Jose Quintana, SP, Chicago White Sox
Quintana was solid in 2014, finishing 9-11, with a 3.32 ERA, 1.24 WHIP, and 178 strikeouts in 200.1 IP. He improved both his strikeout and walk rate for the second consecutive year, averaging 8.0 strikeouts and 2.34 walks per 9 IP, both slightly above league average. As a result, his xFIP improved to a career low 3.37. He may have gotten lucky last year with a 5.1 HR/FB% (2nd lowest in the league) but he was also a bit unlucky with a .318 BABIP against him, so it could even out. Overall, Quintana's numbers are certainly not exceptional, but they are above average and fairly consistent; his swinging strike rate has always stood between 8 and 9%, his contact rate between 80 and 82%, and his ERA under 4.00 for each of his three seasons in the big leagues. If you're looking for a relatively safe back of the rotation option, Quintana may be a good choice.

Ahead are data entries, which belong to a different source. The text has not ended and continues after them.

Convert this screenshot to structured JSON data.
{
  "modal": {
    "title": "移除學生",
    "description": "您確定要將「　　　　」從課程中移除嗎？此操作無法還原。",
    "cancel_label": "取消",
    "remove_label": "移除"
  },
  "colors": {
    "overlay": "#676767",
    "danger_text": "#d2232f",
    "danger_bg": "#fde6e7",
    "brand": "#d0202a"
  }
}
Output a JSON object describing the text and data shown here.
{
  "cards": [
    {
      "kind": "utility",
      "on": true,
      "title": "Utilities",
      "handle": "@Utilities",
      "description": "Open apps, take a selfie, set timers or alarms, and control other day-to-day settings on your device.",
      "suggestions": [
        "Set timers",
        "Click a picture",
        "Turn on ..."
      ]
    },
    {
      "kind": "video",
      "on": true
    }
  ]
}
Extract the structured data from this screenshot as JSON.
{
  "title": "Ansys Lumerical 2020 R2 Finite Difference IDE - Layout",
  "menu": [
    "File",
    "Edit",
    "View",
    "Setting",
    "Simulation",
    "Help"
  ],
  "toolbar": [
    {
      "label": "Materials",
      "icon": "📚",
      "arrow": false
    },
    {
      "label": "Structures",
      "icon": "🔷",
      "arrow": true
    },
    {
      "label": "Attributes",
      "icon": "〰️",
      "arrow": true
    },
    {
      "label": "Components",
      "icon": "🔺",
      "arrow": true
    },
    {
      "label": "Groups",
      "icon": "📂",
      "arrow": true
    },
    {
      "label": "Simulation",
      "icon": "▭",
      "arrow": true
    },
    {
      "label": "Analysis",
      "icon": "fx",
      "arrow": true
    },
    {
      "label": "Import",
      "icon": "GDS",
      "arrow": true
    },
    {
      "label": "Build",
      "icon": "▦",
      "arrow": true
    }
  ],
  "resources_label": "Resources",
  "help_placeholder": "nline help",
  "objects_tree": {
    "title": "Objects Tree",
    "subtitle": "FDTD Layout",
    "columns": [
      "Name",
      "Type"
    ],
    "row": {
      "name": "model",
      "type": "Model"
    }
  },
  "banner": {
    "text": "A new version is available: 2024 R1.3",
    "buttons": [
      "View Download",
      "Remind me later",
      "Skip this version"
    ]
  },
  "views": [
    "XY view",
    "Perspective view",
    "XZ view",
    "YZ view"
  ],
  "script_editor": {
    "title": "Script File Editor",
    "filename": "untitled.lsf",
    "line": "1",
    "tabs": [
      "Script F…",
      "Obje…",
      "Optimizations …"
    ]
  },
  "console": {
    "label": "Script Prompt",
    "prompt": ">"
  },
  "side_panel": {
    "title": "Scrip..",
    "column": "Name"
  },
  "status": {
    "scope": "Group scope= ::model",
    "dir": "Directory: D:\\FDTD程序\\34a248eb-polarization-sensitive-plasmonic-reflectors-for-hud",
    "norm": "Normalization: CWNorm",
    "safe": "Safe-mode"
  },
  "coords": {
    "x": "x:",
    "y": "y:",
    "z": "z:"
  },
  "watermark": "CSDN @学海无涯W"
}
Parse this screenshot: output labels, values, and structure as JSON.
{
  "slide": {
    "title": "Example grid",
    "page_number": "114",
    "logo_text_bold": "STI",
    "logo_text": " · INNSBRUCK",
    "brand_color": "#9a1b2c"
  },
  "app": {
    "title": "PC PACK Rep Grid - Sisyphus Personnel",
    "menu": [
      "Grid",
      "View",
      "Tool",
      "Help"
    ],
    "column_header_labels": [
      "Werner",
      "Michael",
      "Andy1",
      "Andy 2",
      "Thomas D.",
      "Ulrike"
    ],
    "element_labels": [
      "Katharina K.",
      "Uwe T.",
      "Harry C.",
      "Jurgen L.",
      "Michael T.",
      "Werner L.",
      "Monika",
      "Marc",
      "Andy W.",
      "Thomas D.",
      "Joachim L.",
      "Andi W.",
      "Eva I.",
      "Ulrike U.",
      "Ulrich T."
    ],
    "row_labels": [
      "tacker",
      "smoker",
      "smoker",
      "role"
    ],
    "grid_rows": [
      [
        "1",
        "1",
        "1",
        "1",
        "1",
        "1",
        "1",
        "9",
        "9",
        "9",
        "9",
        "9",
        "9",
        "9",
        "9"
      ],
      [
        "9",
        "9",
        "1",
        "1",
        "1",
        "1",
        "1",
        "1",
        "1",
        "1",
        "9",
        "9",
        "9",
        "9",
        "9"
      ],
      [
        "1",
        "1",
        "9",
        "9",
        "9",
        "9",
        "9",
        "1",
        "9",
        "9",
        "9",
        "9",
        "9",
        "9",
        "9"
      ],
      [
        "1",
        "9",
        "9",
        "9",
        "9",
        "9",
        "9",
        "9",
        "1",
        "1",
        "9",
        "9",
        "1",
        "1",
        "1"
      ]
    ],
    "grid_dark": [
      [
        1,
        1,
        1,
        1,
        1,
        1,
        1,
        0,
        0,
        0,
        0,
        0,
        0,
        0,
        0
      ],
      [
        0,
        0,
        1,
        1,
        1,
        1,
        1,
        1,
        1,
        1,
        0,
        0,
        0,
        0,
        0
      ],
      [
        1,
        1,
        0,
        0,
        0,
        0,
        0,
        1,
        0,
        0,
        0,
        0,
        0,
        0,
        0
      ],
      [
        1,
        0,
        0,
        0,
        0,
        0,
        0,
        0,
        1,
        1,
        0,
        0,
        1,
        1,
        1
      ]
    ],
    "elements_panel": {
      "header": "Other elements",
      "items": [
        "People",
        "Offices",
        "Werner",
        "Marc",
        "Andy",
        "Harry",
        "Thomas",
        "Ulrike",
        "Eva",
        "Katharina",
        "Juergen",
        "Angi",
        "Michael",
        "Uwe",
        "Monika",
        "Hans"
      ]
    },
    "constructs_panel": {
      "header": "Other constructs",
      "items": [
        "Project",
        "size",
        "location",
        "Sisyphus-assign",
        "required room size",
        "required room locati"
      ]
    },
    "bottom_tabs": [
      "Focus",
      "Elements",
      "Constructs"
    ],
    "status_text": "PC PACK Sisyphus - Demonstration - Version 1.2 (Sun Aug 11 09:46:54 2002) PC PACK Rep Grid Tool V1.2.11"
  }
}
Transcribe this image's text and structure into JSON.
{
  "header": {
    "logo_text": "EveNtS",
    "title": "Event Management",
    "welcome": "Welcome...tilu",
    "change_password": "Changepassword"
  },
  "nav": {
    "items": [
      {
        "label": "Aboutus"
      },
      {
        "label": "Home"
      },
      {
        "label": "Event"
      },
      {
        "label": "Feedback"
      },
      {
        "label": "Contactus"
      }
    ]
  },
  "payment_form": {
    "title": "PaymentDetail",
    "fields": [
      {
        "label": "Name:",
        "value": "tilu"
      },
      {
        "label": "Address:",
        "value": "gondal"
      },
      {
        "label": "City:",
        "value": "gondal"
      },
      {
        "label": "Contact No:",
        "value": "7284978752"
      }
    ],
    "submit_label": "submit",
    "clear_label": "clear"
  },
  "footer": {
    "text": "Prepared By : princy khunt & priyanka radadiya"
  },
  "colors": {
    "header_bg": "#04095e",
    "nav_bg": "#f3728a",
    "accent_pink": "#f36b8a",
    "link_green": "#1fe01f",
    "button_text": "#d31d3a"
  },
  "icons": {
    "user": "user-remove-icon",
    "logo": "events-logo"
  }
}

Denard Span, OF, Washington Nationals
Span had his best offensive season since 2009 last year, batting .302 with 94 runs scored and a career high 31 steals. Span continues to make great contact, and his career low 9.7 K% in 2014 ranked 8th among qualified hitters. His .330 BABIP last season may have been a bit lucky considering that his GB/FB rate of 1.54 was a career low by a significant margin, and as a speedster with little power, Span is better off keeping the ball on the ground. If his GB and FB rates return to his career norms, however, he could maintain a BABIP right around his lifetime mark of .320. While Span is not likely to match his 31 steals from a year ago (26 was his previous season high), he is still a good bet to steal 20+ bases next season (in years that he has played in over 130 games, he has always had at least 20 SBs). Combining the steals with a good BA and a lot of runs scored should allow Span to remain a valuable fantasy asset in 2015.